Cependant, au vu des conditions posées par l’art. 102 CP, en particulier celle relative à l’exercice d’activités commerciales conformes au but social, on voit que les entreprises visées par cette disposition sont, dans cette problématique précise, plutôt des entreprises de média employant des journalistes. Encore faut-il que l’auteur de l’infraction ne soit pas identifiable par les autorités en raison du manque d’organisation de l’entreprise. Dans un tel cas, il faudrait évidemment que l’auteur tweete sous pseudonyme et que l’entreprise elle-même ainsi que les autorités ne puissent pas savoir exactement qui se cache derrière.
Responsabilité des médias
Cependant, des dispositions spéciales (art. 28 CP) existent déjà pour les médias, lesquelles précisent que seul l’auteur de la publication est responsable. Si l’auteur ne peut être trouvé, le rédacteur sera punissable, et à défaut de rédacteur identifiable ou pouvant être traduit devant les tribunaux suisses, le responsable de la publication est punissable.
Évidemment, des déclarations (répréhensibles) n’ayant aucun lien avec votre activité professionnelle n’engageront (en principe) pas la responsabilité de votre employeur mais ce dernier pourra éventuellement invoquer ces déclarations pour justifier d’un licenciement ou avertissement.

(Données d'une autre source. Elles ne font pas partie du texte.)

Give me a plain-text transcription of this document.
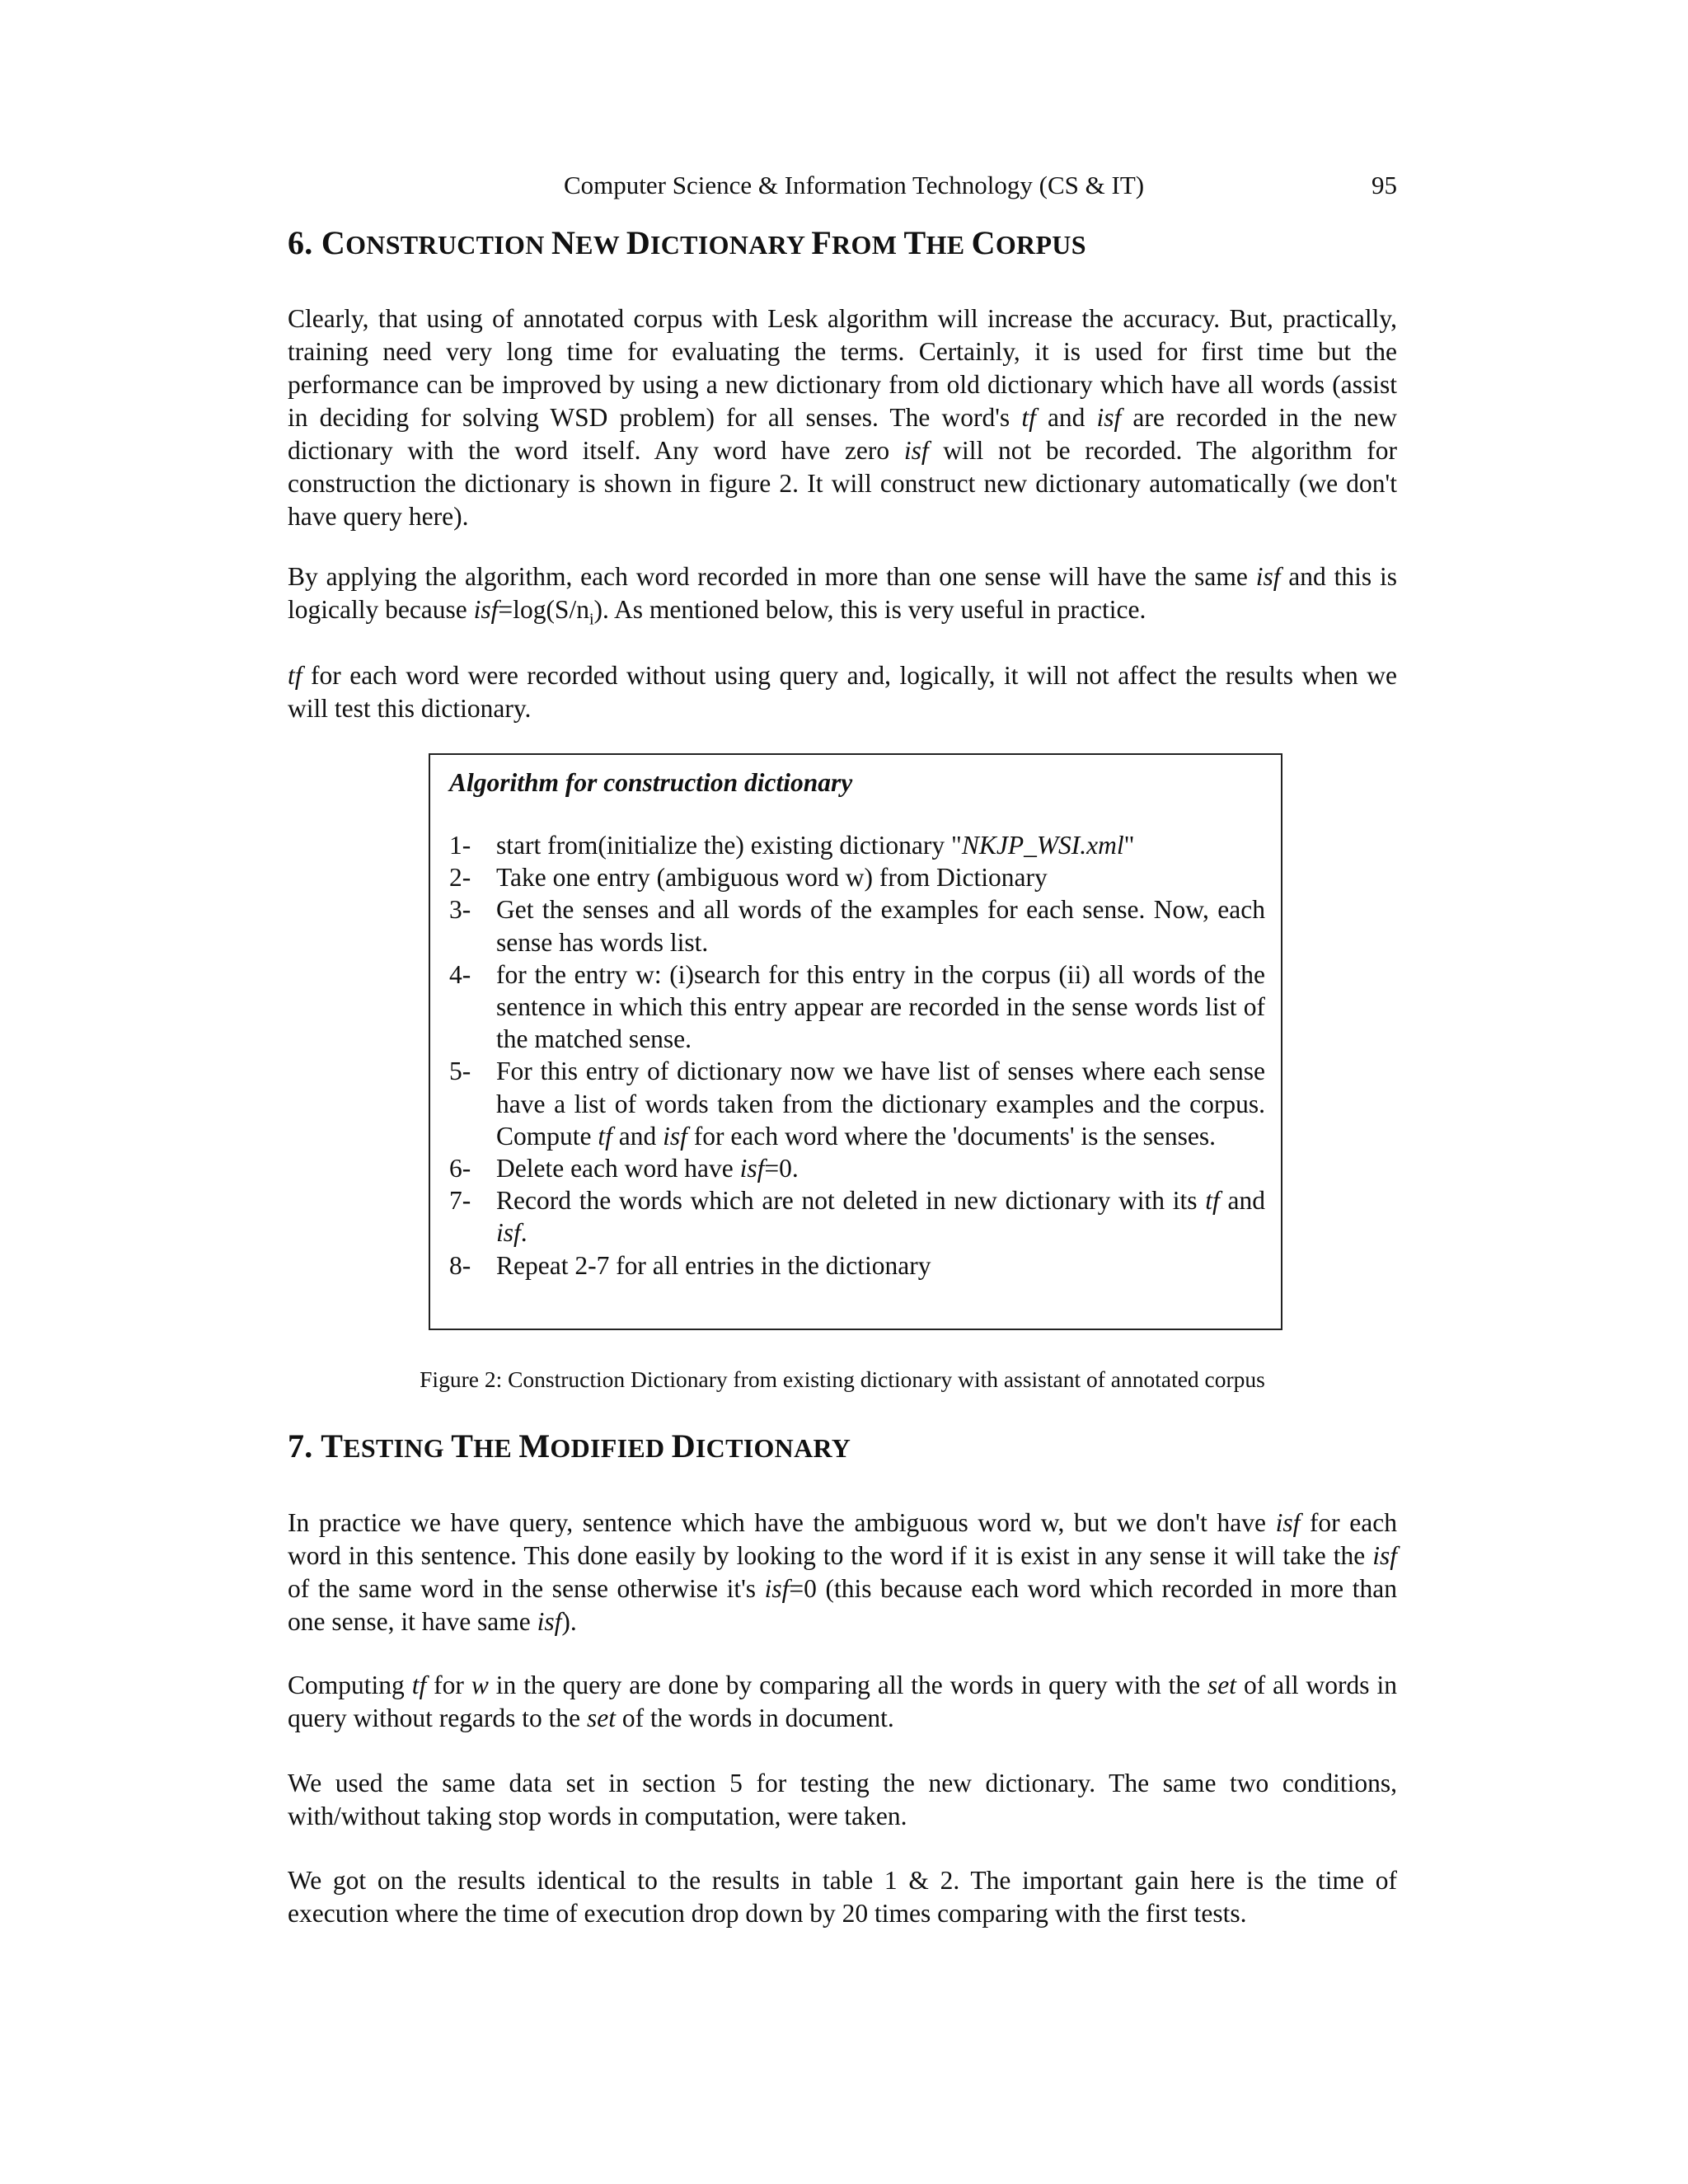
Computer Science & Information Technology (CS & IT)	95
6. CONSTRUCTION NEW DICTIONARY FROM THE CORPUS

Clearly, that using of annotated corpus with Lesk algorithm will increase the accuracy. But, practically, training need very long time for evaluating the terms. Certainly, it is used for first time but the performance can be improved by using a new dictionary from old dictionary which have all words (assist in deciding for solving WSD problem) for all senses. The word's tf and isf are recorded in the new dictionary with the word itself. Any word have zero isf will not be recorded. The algorithm for construction the dictionary is shown in figure 2. It will construct new dictionary automatically (we don't have query here).

By applying the algorithm, each word recorded in more than one sense will have the same isf and this is logically because $isf=\log(S/n_i)$. As mentioned below, this is very useful in practice.

tf for each word were recorded without using query and, logically, it will not affect the results when we will test this dictionary.

Algorithm for construction dictionary
1- start from(initialize the) existing dictionary "NKJP_WSI.xml"
2- Take one entry (ambiguous word w) from Dictionary
3- Get the senses and all words of the examples for each sense. Now, each sense has words list.
4- for the entry w: (i)search for this entry in the corpus (ii) all words of the sentence in which this entry appear are recorded in the sense words list of the matched sense.
5- For this entry of dictionary now we have list of senses where each sense have a list of words taken from the dictionary examples and the corpus. Compute tf and isf for each word where the 'documents' is the senses.
6- Delete each word have isf=0.
7- Record the words which are not deleted in new dictionary with its tf and isf.
8- Repeat 2-7 for all entries in the dictionary
Figure 2: Construction Dictionary from existing dictionary with assistant of annotated corpus
7. TESTING THE MODIFIED DICTIONARY

In practice we have query, sentence which have the ambiguous word w, but we don't have isf for each word in this sentence. This done easily by looking to the word if it is exist in any sense it will take the isf of the same word in the sense otherwise it's isf=0 (this because each word which recorded in more than one sense, it have same isf).

Computing tf for w in the query are done by comparing all the words in query with the set of all words in query without regards to the set of the words in document.

We used the same data set in section 5 for testing the new dictionary. The same two conditions, with/without taking stop words in computation, were taken.

We got on the results identical to the results in table 1 & 2. The important gain here is the time of execution where the time of execution drop down by 20 times comparing with the first tests.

Il n’en reste pas moins que, si les entreprises de médias adoptent une politique d’encouragement de leurs employés à la création et à l’alimentation en contenus de comptes sur les réseaux sociaux, elles s’exposent potentiellement à plus de risques.
Conclusion
Pour résumer, mentionner dans votre profil que vous travaillez dans telle société et à tel ou tel poste, mais que vos tweets n’engagent que vous, cela n’empêchera en rien un licenciement immédiat (le cas échéant un simple avertissement), une procédure civile ou une procédure pénale, dirigée contre vous ou votre employeur, en fonction de vos déclarations.
Dans tous les cas, une telle mention n’a aucune valeur.
La meilleure protection serait, au choix, de retirer les informations relatives à votre situation professionnelle de votre profil et de tweeter en votre qualité d’individu, ou d’avoir deux comptes, l’un privé (sous pseudonyme, pour vous protéger), l’autre purement professionnel.
Quoi qu’il en soit, mention ou pas, compte sous pseudonyme ou pas, il est plus que conseillé de réfléchir avant de publier. Internet a une mémoire immédiate et infinie, et un simple tweet peu avoir de grandes conséquences.